Dante Alighieri
«Chi udisse tossir la malfatata»
(Rime, 26)
Il sonetto apre la cosiddetta "tenzone" tra Dante e Forese Donati, che si compone in tutto di sei testi (i tre sonetti di Dante e le rispettive risposte dell'amico-rivale) e in cui i due poeti si scambiano insulti e ingiurie in tono "comico" e in modo conforme al genere mediolatino dell'"improperium" e della "tenso" provenzale, anche se è probabile che sia tutto un gioco letterario senza eccessivo malanimo. In questo testo Dante accusa Forese di trascurare la moglie Nella e di lasciarla sola a letto la notte, perché ha relazioni con altre donne o, più probabilmente, perché va in giro a rubare, quindi la donna soffre il freddo ed è sempre ammalata anche in piena estate.
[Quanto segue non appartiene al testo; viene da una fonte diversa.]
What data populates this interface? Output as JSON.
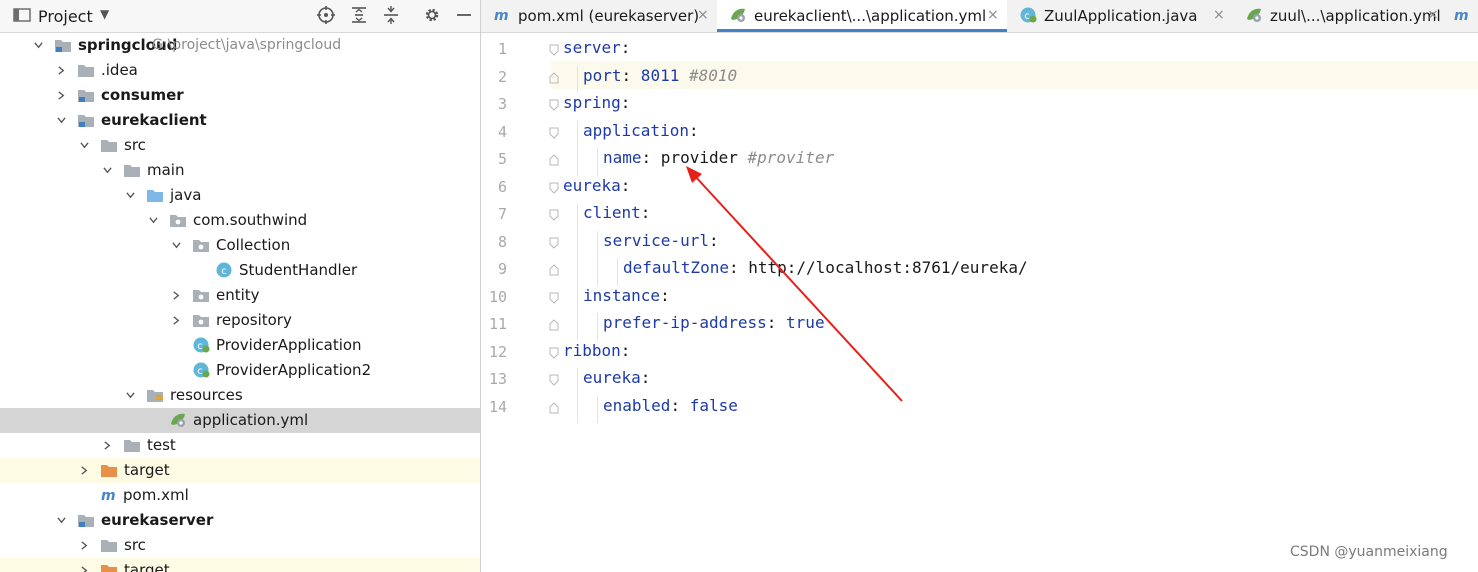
{
  "project_panel": {
    "title": "Project",
    "icons": [
      "locate-icon",
      "expand-all-icon",
      "collapse-all-icon",
      "gear-icon",
      "minimize-icon"
    ],
    "tree": [
      {
        "label": "springcloud",
        "path": "G:\\project\\java\\springcloud",
        "bold": true,
        "depth": 0,
        "arrow": "down",
        "icon": "module-folder"
      },
      {
        "label": ".idea",
        "depth": 1,
        "arrow": "right",
        "icon": "folder"
      },
      {
        "label": "consumer",
        "bold": true,
        "depth": 1,
        "arrow": "right",
        "icon": "module-folder"
      },
      {
        "label": "eurekaclient",
        "bold": true,
        "depth": 1,
        "arrow": "down",
        "icon": "module-folder"
      },
      {
        "label": "src",
        "depth": 2,
        "arrow": "down",
        "icon": "folder"
      },
      {
        "label": "main",
        "depth": 3,
        "arrow": "down",
        "icon": "folder"
      },
      {
        "label": "java",
        "depth": 4,
        "arrow": "down",
        "icon": "source-folder"
      },
      {
        "label": "com.southwind",
        "depth": 5,
        "arrow": "down",
        "icon": "package"
      },
      {
        "label": "Collection",
        "depth": 6,
        "arrow": "down",
        "icon": "package"
      },
      {
        "label": "StudentHandler",
        "depth": 7,
        "arrow": "none",
        "icon": "class"
      },
      {
        "label": "entity",
        "depth": 6,
        "arrow": "right",
        "icon": "package"
      },
      {
        "label": "repository",
        "depth": 6,
        "arrow": "right",
        "icon": "package"
      },
      {
        "label": "ProviderApplication",
        "depth": 6,
        "arrow": "none",
        "icon": "spring-class"
      },
      {
        "label": "ProviderApplication2",
        "depth": 6,
        "arrow": "none",
        "icon": "spring-class"
      },
      {
        "label": "resources",
        "depth": 4,
        "arrow": "down",
        "icon": "resources-folder"
      },
      {
        "label": "application.yml",
        "depth": 5,
        "arrow": "none",
        "icon": "yml",
        "highlight": "selected"
      },
      {
        "label": "test",
        "depth": 3,
        "arrow": "right",
        "icon": "folder"
      },
      {
        "label": "target",
        "depth": 2,
        "arrow": "right",
        "icon": "excluded-folder",
        "highlight": "yellow"
      },
      {
        "label": "pom.xml",
        "depth": 2,
        "arrow": "none",
        "icon": "maven"
      },
      {
        "label": "eurekaserver",
        "bold": true,
        "depth": 1,
        "arrow": "down",
        "icon": "module-folder"
      },
      {
        "label": "src",
        "depth": 2,
        "arrow": "right",
        "icon": "folder"
      },
      {
        "label": "target",
        "depth": 2,
        "arrow": "right",
        "icon": "excluded-folder",
        "highlight": "yellow"
      }
    ]
  },
  "tabs": [
    {
      "label": "pom.xml (eurekaserver)",
      "icon": "maven-icon",
      "active": false
    },
    {
      "label": "eurekaclient\\...\\application.yml",
      "icon": "yml-icon",
      "active": true
    },
    {
      "label": "ZuulApplication.java",
      "icon": "spring-class-icon",
      "active": false
    },
    {
      "label": "zuul\\...\\application.yml",
      "icon": "yml-icon",
      "active": false
    }
  ],
  "tab_overflow_icon": "maven-icon",
  "editor": {
    "current_line": 2,
    "lines": [
      {
        "n": "1",
        "indent": 0,
        "key": "server",
        "value": "",
        "comment": "",
        "vtype": ""
      },
      {
        "n": "2",
        "indent": 1,
        "key": "port",
        "value": "8011",
        "comment": "#8010",
        "vtype": "num"
      },
      {
        "n": "3",
        "indent": 0,
        "key": "spring",
        "value": "",
        "comment": "",
        "vtype": ""
      },
      {
        "n": "4",
        "indent": 1,
        "key": "application",
        "value": "",
        "comment": "",
        "vtype": ""
      },
      {
        "n": "5",
        "indent": 2,
        "key": "name",
        "value": "provider",
        "comment": "#proviter",
        "vtype": "str"
      },
      {
        "n": "6",
        "indent": 0,
        "key": "eureka",
        "value": "",
        "comment": "",
        "vtype": ""
      },
      {
        "n": "7",
        "indent": 1,
        "key": "client",
        "value": "",
        "comment": "",
        "vtype": ""
      },
      {
        "n": "8",
        "indent": 2,
        "key": "service-url",
        "value": "",
        "comment": "",
        "vtype": ""
      },
      {
        "n": "9",
        "indent": 3,
        "key": "defaultZone",
        "value": "http://localhost:8761/eureka/",
        "comment": "",
        "vtype": "str"
      },
      {
        "n": "10",
        "indent": 1,
        "key": "instance",
        "value": "",
        "comment": "",
        "vtype": ""
      },
      {
        "n": "11",
        "indent": 2,
        "key": "prefer-ip-address",
        "value": "true",
        "comment": "",
        "vtype": "bool"
      },
      {
        "n": "12",
        "indent": 0,
        "key": "ribbon",
        "value": "",
        "comment": "",
        "vtype": ""
      },
      {
        "n": "13",
        "indent": 1,
        "key": "eureka",
        "value": "",
        "comment": "",
        "vtype": ""
      },
      {
        "n": "14",
        "indent": 2,
        "key": "enabled",
        "value": "false",
        "comment": "",
        "vtype": "bool"
      }
    ]
  },
  "annotation": {
    "type": "arrow",
    "color": "#e8201a"
  },
  "watermark": "CSDN @yuanmeixiang"
}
La "tenzone" risale quasi certamente agli anni 1293-1296, dopo la morte di Beatrice e nel periodo del cosiddetto "traviamento" di Dante, in cui il poeta abbandonò la teologia per darsi a studi filosofici e visse in modo scapestrato e gaudente (anche con relazioni sensuali con altre donne, come altre Rime sembrano testimoniare).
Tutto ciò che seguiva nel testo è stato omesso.